With the vaccine emerging and citizens around the world and country taking it, the question was whether or not Cole and Smith would get the vaccine after retrieving the virus. There are some who refuse to take the vaccine and there are some who are all for the vaccine and hoping for prevention. For Cole and Smith, both have gotten the chance to take the vaccine.
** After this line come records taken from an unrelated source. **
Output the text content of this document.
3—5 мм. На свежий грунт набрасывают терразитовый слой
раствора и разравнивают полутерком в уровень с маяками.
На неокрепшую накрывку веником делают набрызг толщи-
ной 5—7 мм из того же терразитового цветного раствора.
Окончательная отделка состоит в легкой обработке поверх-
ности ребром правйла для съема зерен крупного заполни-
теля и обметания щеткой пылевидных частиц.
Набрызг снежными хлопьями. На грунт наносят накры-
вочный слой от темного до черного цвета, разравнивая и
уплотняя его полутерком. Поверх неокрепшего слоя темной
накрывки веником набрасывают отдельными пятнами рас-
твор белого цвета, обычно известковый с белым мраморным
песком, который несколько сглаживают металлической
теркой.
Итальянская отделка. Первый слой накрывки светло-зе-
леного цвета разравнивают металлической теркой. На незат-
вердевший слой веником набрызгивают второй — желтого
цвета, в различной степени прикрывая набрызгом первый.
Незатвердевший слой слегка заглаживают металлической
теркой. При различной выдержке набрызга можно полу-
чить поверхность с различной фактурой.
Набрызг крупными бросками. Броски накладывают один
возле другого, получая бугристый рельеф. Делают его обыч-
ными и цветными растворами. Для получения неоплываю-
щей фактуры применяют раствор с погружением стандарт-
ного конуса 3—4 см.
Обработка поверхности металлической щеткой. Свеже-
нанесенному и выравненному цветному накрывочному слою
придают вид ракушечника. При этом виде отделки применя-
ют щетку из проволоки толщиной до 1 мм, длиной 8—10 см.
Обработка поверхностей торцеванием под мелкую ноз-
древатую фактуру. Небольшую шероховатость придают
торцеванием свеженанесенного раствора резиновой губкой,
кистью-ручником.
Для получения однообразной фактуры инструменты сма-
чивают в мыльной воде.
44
“I have received both shots of Moderna. I am 1000% for any vaccination that has been government-approved and scientifically proven as beneficial. This is not a ‘new’ drug as anti-Covid vaxxers like to claim. The immunization was actually first created 20 years ago when SARS came on the scene. Once billions of dollars were pumped into quickly manufacturing the vaccine, the rest is history. I personally trust the CDC who specializes in infectious diseases. According to research done by every country in the world, the vaccination is absolutely effective, and travel and gathering are 100% safe for those who are vaccinated. It’s a win-win, so I’m unclear on why people distrust it. I’m hoping colleges require it for incoming freshmen, just as they require the meningitis vaccination,” said Cole.

Smith also received her vaccination shots and compares it to the more common flu shot.

“I have already had both shots, so I’m fully vaccinated. It’s like the flu shot, it will help lessen symptoms and severity even if I do contract COVID again,” said Smith.

Despite contracting the virus that is spreading around the world, both Cole and Smith were able to bounce back. Though living with COVID-19 may have been a difficult experience for them, it also highlighted how strong both teachers are to be able to push through in this year of challenges.